Stair Calculator
Enter the total floor-to-floor height and this lays out the staircase: the number of steps, the exact riser height, the run it takes up, and the stringer length.
Steps (risers)
14risers
- Riser height
- 7.71 in
- Treads
- 13 treads
- Total run
- 130 in
- Stringer length
- 169 in
Stair geometry estimate only. Riser height, tread depth, headroom, handrails, and landings must meet local building code (IRC: 7-3/4-in max riser, 10-in min tread, uniform within 3/8 in). Verify against your code — this doesn't replace it.
How it’s calculated
Number of risers = total rise ÷ target riser height, rounded to a whole number; the actual riser height is then total rise ÷ that count, so every step is equal. Treads = risers − 1. Total run = treads × tread depth. Stringer length = √(total rise² + total run²) — the diagonal the stringer follows.
Worked example
108-inch total rise, ~7.5-inch target riser, 10-inch tread: 108 ÷ 7.5 = 14.4 → 14 risers at 108 ÷ 14 = 7.71 in each; 13 treads × 10 = 130-inch run; stringer = √(108² + 130²) ≈ 169 in (14 ft 1 in). It rounds to 14, not 13: 13 risers would be 108 ÷ 13 = 8.31 in each — over the 7-3/4-in code maximum — so 14 keeps every step legal at 7.71 in.
FAQs
- Why round the number of risers?
- You can't have a fractional step, so the rise is divided into a whole number of equal risers. The calculator picks the count closest to your target height, then recomputes the exact riser so every step matches — uneven risers are a trip hazard and a code violation.
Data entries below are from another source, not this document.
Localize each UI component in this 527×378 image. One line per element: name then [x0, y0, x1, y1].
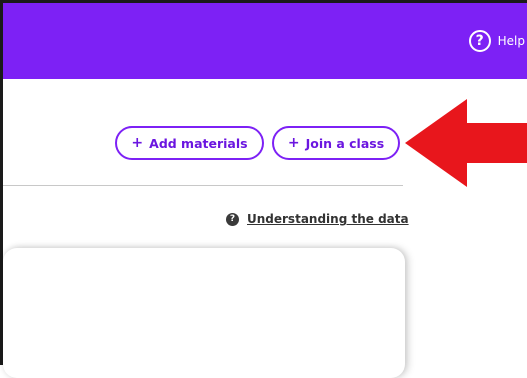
- add-materials-label: Add materials: [149, 135, 248, 151]
- understanding-the-data-link[interactable]: ? Understanding the data: [226, 210, 409, 228]
- question-circle-icon: ?: [468, 30, 491, 52]
- red-arrow-annotation: [405, 99, 527, 187]
- help-label: Help: [497, 34, 525, 48]
- understanding-the-data-label: Understanding the data: [247, 212, 409, 226]
- join-a-class-button[interactable]: + Join a class: [272, 126, 400, 160]
- content-card: [3, 248, 405, 378]
- join-a-class-label: Join a class: [305, 135, 385, 151]
- question-circle-icon: ?: [226, 212, 239, 226]
- top-navigation-bar: ? Help: [3, 3, 527, 79]
- help-button[interactable]: ? Help: [468, 28, 525, 54]
- plus-icon: +: [131, 135, 144, 151]
- plus-icon: +: [287, 135, 300, 151]
- add-materials-button[interactable]: + Add materials: [115, 126, 264, 160]
- section-divider: [3, 185, 403, 186]
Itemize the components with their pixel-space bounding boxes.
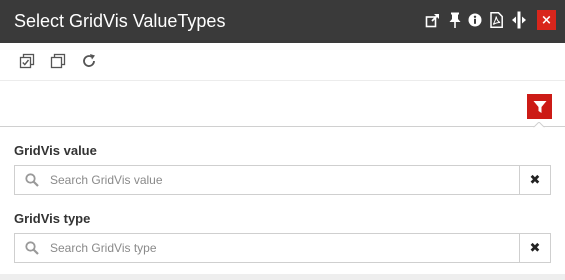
clear-icon: ✖: [529, 240, 541, 256]
gridvis-type-field: ✖: [14, 233, 551, 263]
deselect-all-button[interactable]: [49, 52, 67, 70]
search-icon: [25, 173, 39, 187]
panel-bottom-edge: [0, 274, 565, 280]
refresh-button[interactable]: [80, 52, 98, 70]
dialog-titlebar: Select GridVis ValueTypes ×: [0, 0, 565, 43]
gridvis-type-label: GridVis type: [14, 211, 91, 226]
filter-panel-pointer: [533, 122, 545, 128]
close-icon: ×: [541, 12, 552, 28]
clear-gridvis-type-button[interactable]: ✖: [519, 234, 550, 262]
gridvis-value-label: GridVis value: [14, 143, 97, 158]
gridvis-value-field: ✖: [14, 165, 551, 195]
refresh-icon: [83, 54, 95, 67]
funnel-icon: [533, 100, 546, 113]
external-link-icon[interactable]: [424, 11, 440, 29]
info-icon[interactable]: [467, 11, 483, 29]
filter-bar: [0, 81, 565, 127]
resize-width-icon[interactable]: [511, 11, 527, 29]
pdf-icon[interactable]: [488, 11, 504, 29]
gridvis-value-search-input[interactable]: [50, 166, 520, 194]
select-all-button[interactable]: [18, 52, 36, 70]
clear-icon: ✖: [529, 172, 541, 188]
select-all-icon: [19, 53, 35, 69]
close-button[interactable]: ×: [537, 10, 556, 30]
filter-toggle-button[interactable]: [527, 94, 552, 119]
pin-icon[interactable]: [447, 11, 463, 29]
gridvis-type-search-input[interactable]: [50, 234, 520, 262]
search-icon: [25, 241, 39, 255]
toolbar: [0, 43, 565, 81]
clear-gridvis-value-button[interactable]: ✖: [519, 166, 550, 194]
deselect-all-icon: [50, 53, 66, 69]
dialog-title: Select GridVis ValueTypes: [14, 11, 226, 31]
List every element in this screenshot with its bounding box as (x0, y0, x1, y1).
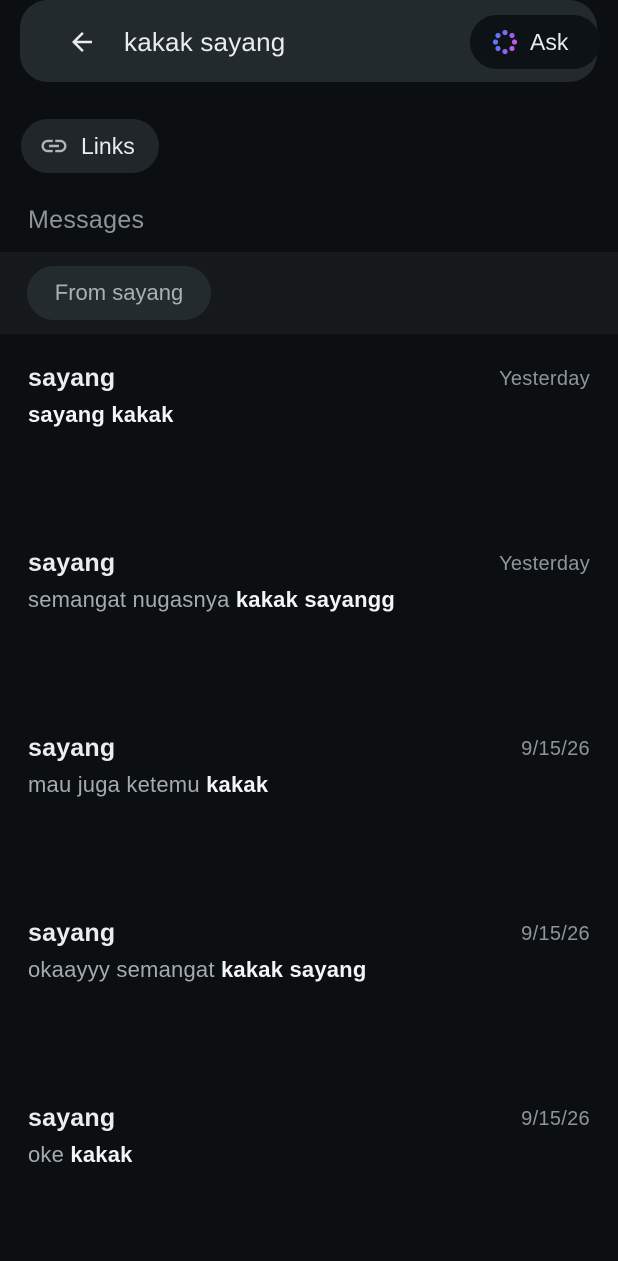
message-result[interactable]: sayang 9/15/26 okaayyy semangat kakak sa… (0, 891, 618, 1076)
result-sender: sayang (28, 549, 116, 577)
result-time: 9/15/26 (521, 923, 590, 945)
links-chip-label: Links (81, 132, 135, 159)
result-preview: semangat nugasnya kakak sayangg (28, 587, 395, 613)
ask-label: Ask (530, 28, 569, 55)
preview-highlight: kakak (70, 1142, 133, 1167)
preview-highlight: kakak sayangg (235, 587, 396, 612)
from-chip-label: From sayang (54, 280, 184, 305)
result-sender: sayang (28, 734, 116, 762)
result-preview: sayang kakak (28, 402, 174, 428)
preview-highlight: kakak sayang (220, 957, 367, 982)
preview-text: mau juga ketemu (28, 772, 207, 797)
back-button[interactable] (60, 22, 104, 62)
preview-text: semangat nugasnya (28, 587, 236, 612)
result-sender: sayang (28, 1104, 116, 1132)
result-preview: mau juga ketemu kakak (28, 772, 268, 798)
links-filter-chip[interactable]: Links (21, 119, 159, 173)
search-input[interactable] (124, 26, 454, 58)
preview-text: okaayyy semangat (28, 957, 221, 982)
preview-highlight: sayang kakak (28, 402, 174, 427)
message-result[interactable]: sayang 9/15/26 oke kakak (0, 1076, 618, 1261)
message-result[interactable]: sayang 9/15/26 mau juga ketemu kakak (0, 706, 618, 891)
result-time: Yesterday (499, 368, 590, 390)
result-preview: oke kakak (28, 1142, 133, 1168)
preview-highlight: kakak (206, 772, 269, 797)
ask-button[interactable]: Ask (470, 15, 600, 69)
result-sender: sayang (28, 919, 116, 947)
result-time: Yesterday (499, 553, 590, 575)
message-result[interactable]: sayang Yesterday semangat nugasnya kakak… (0, 521, 618, 706)
section-title-messages: Messages (28, 206, 145, 234)
from-sender-filter-chip[interactable]: From sayang (27, 266, 211, 320)
search-bar: Ask (20, 0, 600, 82)
arrow-left-icon (72, 32, 92, 52)
message-result[interactable]: sayang Yesterday sayang kakak (0, 336, 618, 521)
result-time: 9/15/26 (521, 738, 590, 760)
link-icon (41, 139, 67, 153)
preview-text: oke (28, 1142, 71, 1167)
meta-ai-sparkle-icon (492, 29, 518, 55)
result-preview: okaayyy semangat kakak sayang (28, 957, 366, 983)
result-sender: sayang (28, 364, 116, 392)
result-time: 9/15/26 (521, 1108, 590, 1130)
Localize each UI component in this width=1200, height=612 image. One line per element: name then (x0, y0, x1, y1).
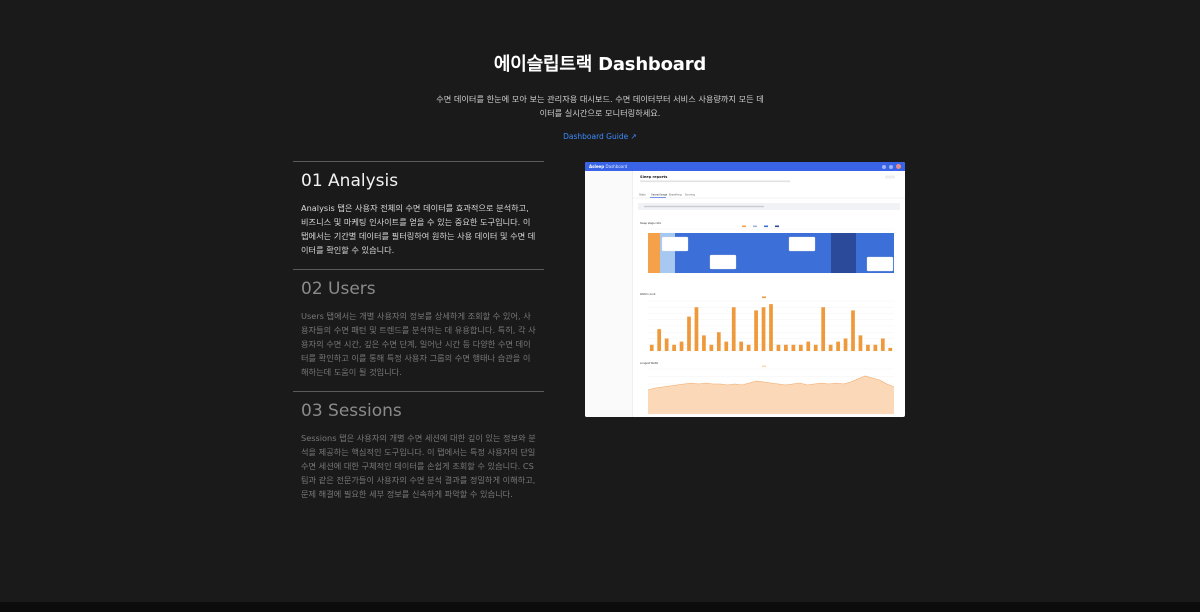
waso-count-chart (648, 296, 894, 352)
preview-tabs: Stats Users/Usage Breathing Snoring (632, 193, 905, 199)
legend-swatch (753, 225, 757, 228)
waso-bar (828, 344, 833, 351)
preview-filter-button (885, 175, 895, 179)
waso-bar (672, 344, 676, 351)
section-analysis[interactable]: 01 Analysis Analysis 탭은 사용자 전체의 수면 데이터를 … (293, 161, 544, 269)
legend-swatch (742, 225, 746, 228)
waso-bar (836, 341, 840, 351)
waso-bar (731, 307, 736, 351)
waso-bar (694, 307, 699, 351)
stage-tooltip (661, 236, 689, 252)
feature-sections: 01 Analysis Analysis 탭은 사용자 전체의 수면 데이터를 … (293, 161, 544, 513)
legend-swatch (762, 365, 766, 368)
waso-bar (821, 307, 826, 351)
waso-bar (754, 310, 758, 351)
waso-bar (888, 347, 893, 351)
section-users[interactable]: 02 Users Users 탭에서는 개별 사용자의 정보를 상세하게 조회할… (293, 269, 544, 391)
waso-bar (806, 341, 811, 351)
waso-bar (679, 341, 684, 351)
preview-tab: Breathing (669, 193, 682, 197)
longest-waso-area (648, 376, 894, 414)
sleep-stage-chart (648, 225, 894, 274)
preview-chart-title-sleep-stage: Sleep stage ratio (640, 221, 662, 225)
section-title: 01 Analysis (301, 171, 399, 191)
waso-bar (813, 344, 818, 351)
page-title: 에이슬립트랙 Dashboard (493, 54, 707, 75)
waso-bar (649, 344, 654, 351)
section-title: 03 Sessions (301, 401, 402, 421)
waso-bar (709, 344, 714, 351)
waso-bar (776, 344, 781, 351)
legend-swatch (762, 296, 766, 299)
dashboard-guide-link[interactable]: Dashboard Guide ↗ (563, 132, 637, 141)
bell-icon (882, 164, 886, 169)
stage-tooltip (709, 254, 737, 270)
waso-bar (784, 344, 788, 351)
preview-chart-title-longest-waso: Longest WASO (640, 361, 658, 365)
waso-bar (769, 304, 773, 351)
hero: 에이슬립트랙 Dashboard 수면 데이터를 한눈에 모아 보는 관리자용 … (0, 50, 1200, 143)
waso-bar (843, 338, 848, 351)
longest-waso-chart (647, 365, 895, 415)
legend-swatch (764, 225, 768, 228)
waso-bar (664, 338, 669, 351)
preview-active-tab-indicator (650, 197, 666, 198)
preview-subtitle-line (640, 180, 790, 183)
preview-topbar: Asleep Dashboard (585, 162, 905, 171)
preview-tab: Snoring (685, 193, 695, 197)
waso-bar (746, 344, 751, 351)
section-body: Analysis 탭은 사용자 전체의 수면 데이터를 효과적으로 분석하고, … (301, 203, 536, 255)
stage-tooltip (788, 236, 816, 252)
preview-page-title: Sleep reports (640, 175, 667, 179)
section-sessions[interactable]: 03 Sessions Sessions 탭은 사용자의 개별 수면 세션에 대… (293, 391, 544, 513)
preview-tab: Stats (639, 193, 646, 197)
waso-bar (851, 310, 855, 351)
waso-bar (702, 335, 706, 351)
waso-bar (880, 338, 885, 351)
waso-bar (858, 335, 863, 351)
waso-bar (866, 344, 870, 351)
page-description: 수면 데이터를 한눈에 모아 보는 관리자용 대시보드. 수면 데이터부터 서비… (436, 94, 764, 118)
section-body: Users 탭에서는 개별 사용자의 정보를 상세하게 조회할 수 있어, 사용… (301, 311, 536, 377)
stage-tooltip (866, 256, 894, 272)
preview-sidebar (585, 171, 633, 417)
waso-bar (791, 344, 796, 351)
waso-bar (687, 316, 691, 351)
waso-bar (716, 332, 721, 351)
avatar (896, 164, 901, 169)
waso-bar (798, 344, 803, 351)
preview-content: Sleep reports Stats Users/Usage Breathin… (632, 171, 905, 417)
preview-notice-text (644, 205, 764, 208)
stage-segment (831, 233, 856, 273)
preview-chart-title-waso-count: WASO count (640, 292, 655, 296)
waso-bar (739, 341, 744, 351)
waso-bar (657, 329, 662, 351)
section-title: 02 Users (301, 279, 376, 299)
preview-tab: Users/Usage (651, 193, 668, 197)
legend-swatch (775, 225, 779, 228)
bottom-strip (0, 602, 1200, 612)
section-body: Sessions 탭은 사용자의 개별 수면 세션에 대한 깊이 있는 정보와 … (301, 433, 536, 499)
settings-icon (889, 164, 893, 169)
preview-logo: Asleep Dashboard (589, 164, 628, 169)
dashboard-preview-screenshot: Asleep Dashboard Sleep reports Stats Use… (585, 162, 905, 417)
stage-segment (648, 233, 660, 273)
preview-canvas: Sleep reports Stats Users/Usage Breathin… (632, 175, 905, 415)
waso-bar (761, 307, 766, 351)
waso-bar (873, 344, 878, 351)
waso-bar (724, 341, 729, 351)
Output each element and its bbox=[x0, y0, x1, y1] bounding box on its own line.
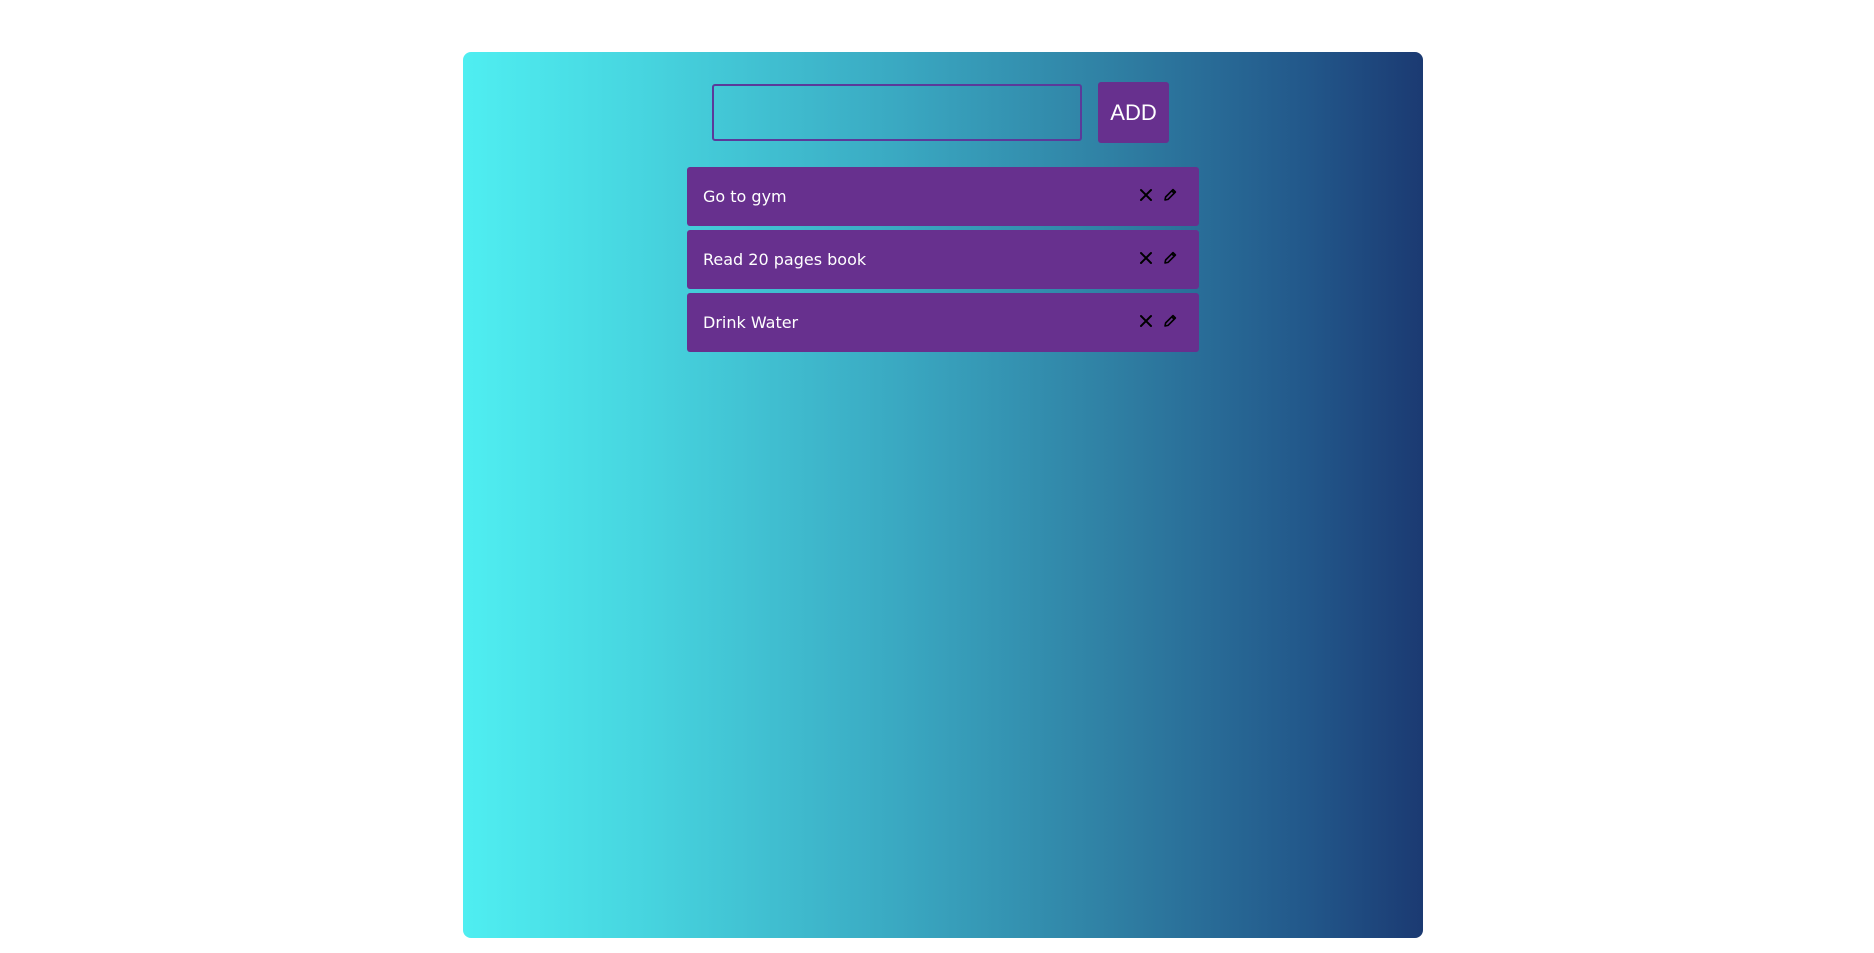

- What riser and tread are allowed?
- The IRC sets a maximum riser height of 7-3/4 inches and a minimum tread depth of 10 inches, and requires the tallest and shortest riser (and tread) in a flight to be within 3/8 inch of each other (R311.7.5). Your local code governs and can differ — check it before cutting.
- What size board is the stringer?
- Stringers are usually cut from 2×12 lumber, since notching for the treads and risers leaves enough board behind the cuts. The stringer length here is the diagonal; order boards a bit longer to allow for the cuts and attachment.
Sources
- Risers = round(total rise ÷ target riser); riser = total rise ÷ risers; run = (risers − 1) × tread; stringer = √(rise² + run²). Layout geometry — IRC riser/tread limits noted, not designed.